The French are rioting over changes that will leave their public pension system vastly more generous and expensive than ours.
Their government wants to increase their pension age from 62 to 64, and on average they live longer than we do. We have already raised the state pension age to 66, and it’s heading to 67 this decade. All that without a hint of a riot or a government being toppled.
Even so, press reports last week suggest that a further increase in the pension age — to 68, previously planned to come in between 2037 and 2039, is likely to be delayed by seven years.
Things do change — in this case projections of life expectancy — and it’s good to remain flexible in the face of change. On the other hand, this choice will affect those already in their fifties who need to be able to plan for retirement with some degree of confidence. Knowing when the roughly £10,000 a year state pension will kick in matters. As for the government, and hence the taxpayer, delaying the rise in pension age will cost north of £60 billion.
If the reason for this particular change of plan is less optimistic life expectancy projections it is important to be clear what that means. So, let me try to set out the facts.
Life expectancy at age 50, for people born in a given year, has fallen since 2006. For example, a man born in 1971 who made it to age 50 would, under the 2006 projections, be expected to have a life expectancy of 86.3. Under the 2016 projections that had fallen slightly to 85.6, and under the latest 2020 projections it had fallen to 83.9 years.

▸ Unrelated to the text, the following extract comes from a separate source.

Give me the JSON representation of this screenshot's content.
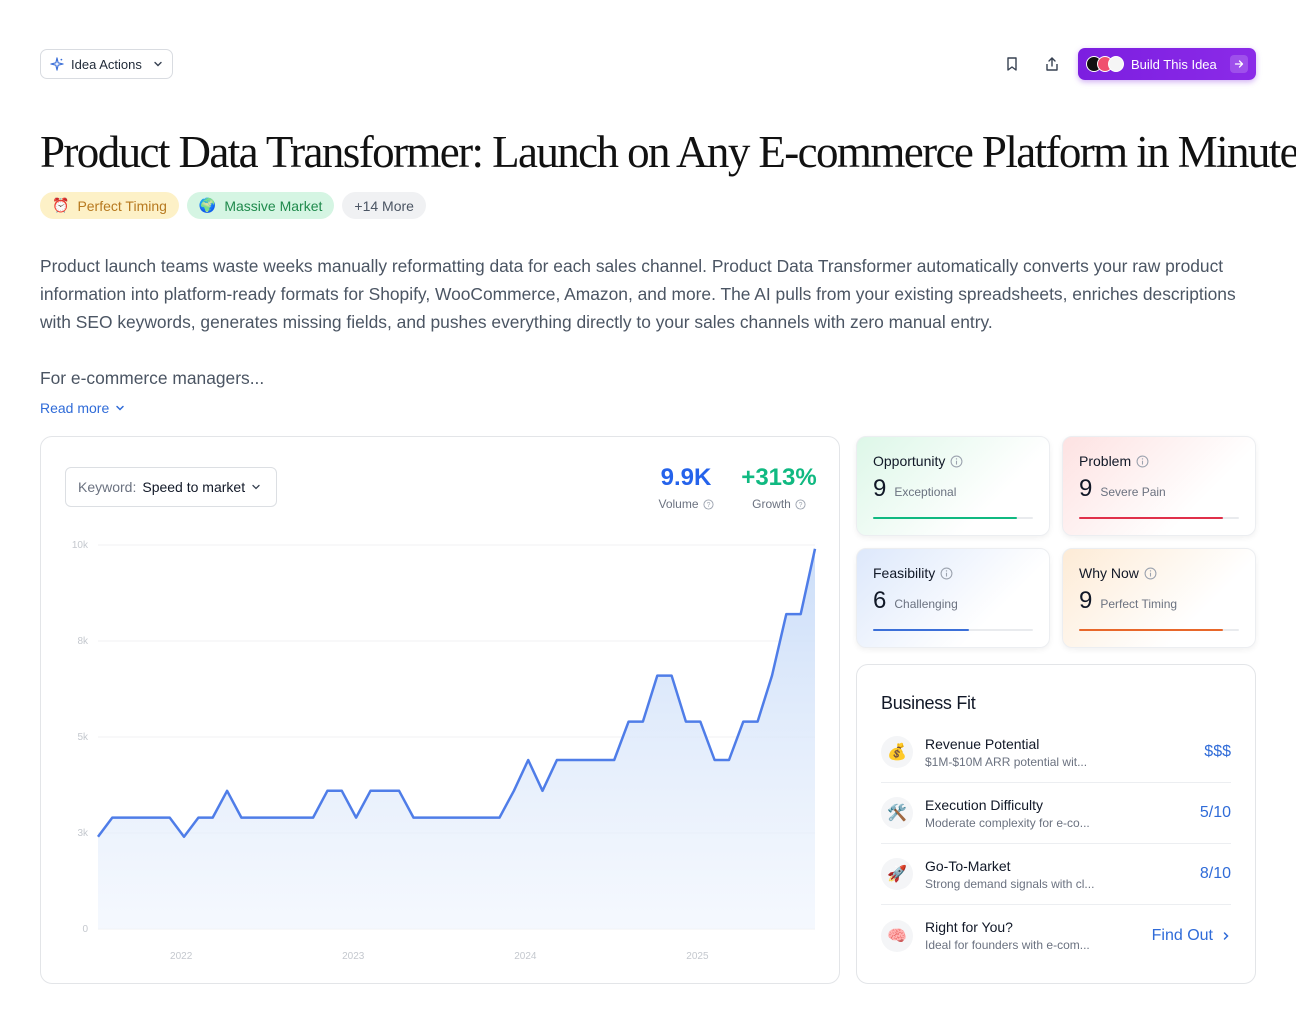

Those are pretty serious reductions, especially between 2016 and 2020. As someone currently in his fifties they are pretty depressing too. The 2016 projections are important because those were the ones used to justify the policy of raising the pension age between 2037 and 2039 rather than waiting until the mid-2040s.
However, and bear with me here, these reductions in forecast life expectancy for a particular cohort are not reductions in life expectancy as we might normally understand it. It remains the case that people born more recently are expected to live longer than their predecessors.
A man born in 1971 who made it to 50 is now expected to live about two years longer than one born in 1951 and nearly six years longer than a man born in 1931. Women have made similar, if slightly less spectacular, gains.
Men who make it to 50 will receive the state pension for many more years than was the case in the past. For example, those born in 1910 received it for about nine years on average. That rose to 13 years for men born in 1930, to 17 years for those born in 1950 (for all of whom the state pension age remained at age 65).
For all those cohorts rising longevity simply led to more time enjoying retirement with no rebalancing of pension ages. Raising the pension age to 68 would mean that men born in 1980 should still get 17 years’ worth of pension.
Because women’s pension age was only 60 as recently as 2010, later cohorts of women will receive the pension for a shorter period than their predecessors. On the other hand, they are vastly more likely to actually receive a full state pension.
What all this tells us about exactly when next to raise the pension age is a matter of judgment and trade-offs, not least the cognisance of that £60 billion bill for delay and the impact on those who have to wait an extra year for their pension. We have a pretty good idea of what that impact might be from looking at the experience of pension age increases.
Most obviously people lose £10,000. A lot for some, rather less important for the well-heeled. Some will retire later as a result. Research at the Institute for Fiscal Studies suggests that raising the state pension age from 65 to 66 for men and women resulted in an extra eight in every hundred 65-year-olds being in paid work.
They will generally more than make up for the financial loss but at the cost of a loss of a year in retirement. The other 92 per cent will have suffered a financial loss.
The most striking finding of that work was that raising the pension age from 65 to 66 led to about a quarter of 65-year-olds ending up in poverty, more than double the fraction in poverty the year before. And therein lies perhaps the biggest barrier to an ever-increasing pension age. For those without other resources there is now a vast chasm in the amount of support to which they are entitled as they move from just below to just above state pension age.
Support for pensioners has increased over recent decades while since 2010 support for those of working age has been pared back. Twenty-five years ago, the minimum income available to someone over pension age was worth 50 per cent more than that available to someone under pension age. There is now a gap of well over 100 per cent. The result is much higher poverty rates among 60 to 65-year-olds than among those aged 66 and over.
For many millions, the date at which state pension benefits kick in has become more important, even as it has become less important for those with substantial private means. Some extra support for those struggling in the years before state pension age would reduce hardship.
It might also unlock tens of billions of savings by allowing us to stick with current plans to raise the pension age in the late 2030s rather than the mid-2040s.